Mitch Ryder Rocked the Pig Gig
- Category: Dr. J's Blog
- Published: Friday, 07 October 2011 16:23
- Written by Gary Johnson
One of the nice things about all of the summer activities in Bay City (Fireworks Festival, Pig Gig, River Roar etc.) is the fact that quite a few well-known Michigan artists have performed here as part of the festivities. In the past few years, we’ve had the opportunity to see Tommy James & The Shondells, Mark Farner, ? And The Mysterians, and Ted Nugent on Bay City stages.
It was especially great that the legendary Mitch Ryder was chosen to close the 2009 Pig Gig with a Sunday night concert at Veteran’s Memorial Park. Backed by a hot young band featuring alternating lead guitars, keyboards, bass and drums, Ryder interspersed the hits that made him famous with original tunes – some of which were brand new and will soon appear on his upcoming CD produced by fellow Michigander Don Was.

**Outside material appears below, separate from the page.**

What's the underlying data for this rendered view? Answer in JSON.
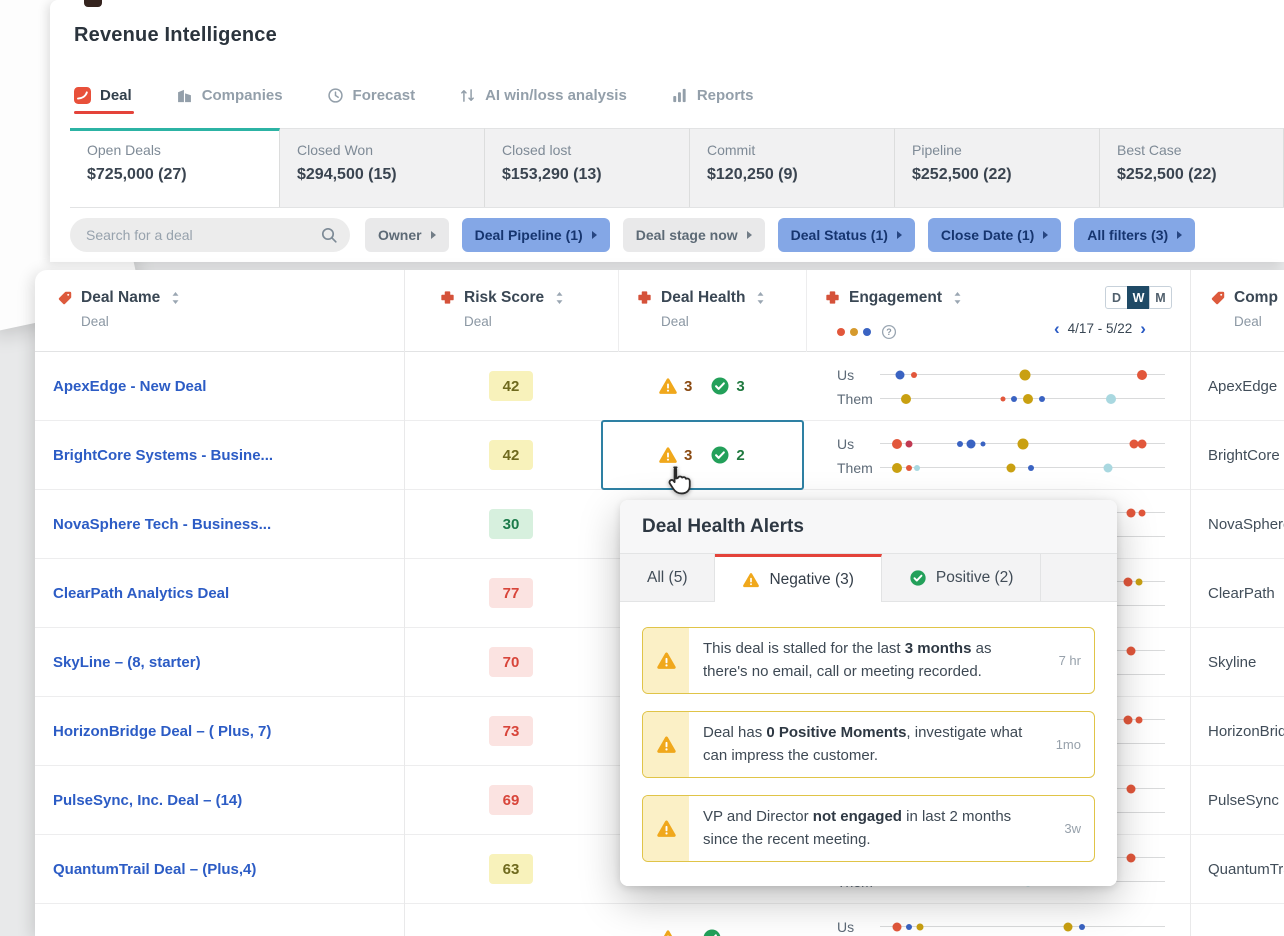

With his famous voice as strong as ever, Mitch kicked off the show with “Rock ‘N Roll”, his 1972 Michigan hit with the short-lived band Detroit. This pretty much set the pattern for the rest of the show as Ryder eschewed the ballads and rocked the crowd from start to finish. Long-time fans were treated to high energy versions of all of his hits with the Detroit Wheels: “Jenny Take A Ride”, “Sock It To Me-Baby!”, “Little Latin Lupe Lu”, as well as the set closer, “Devil With A Blue Dress On & Good Golly Miss Molly”.
I was also very impressed with the new songs that Mitch and the band performed. He introduced each one, but I don’t remember the exact titles. I can best describe them as having kind of a Rolling Stones feel; and I thought it was pretty cool that he would choose to play some of his new material rather than just perform the oldies. In fact, that is what I respect most about Mitch Ryder. Instead of just resting on his laurels, he has continued to create and record new music for the last thirty-plus years.
Mitch Ryder and Dr. J at the Pig Gig.
Most of Mitch's new material has been recorded for German-based labels and has not been readily available in the United States. During the last thirty years, Ryder recorded a dozen albums in Europe where he is a much bigger star than in his own country.
Unfortunately, this situation is the rule rather than the exception in the case of so many great American artists. They are appreciated much more overseas than they are in their homeland. It seems that there is a sad but continuing situation in the United States wherein record companies, radio stations, and the listening public opt to ignore our own rich musical legacy in favor of the latest “American Idol” or other pop flavor of the week.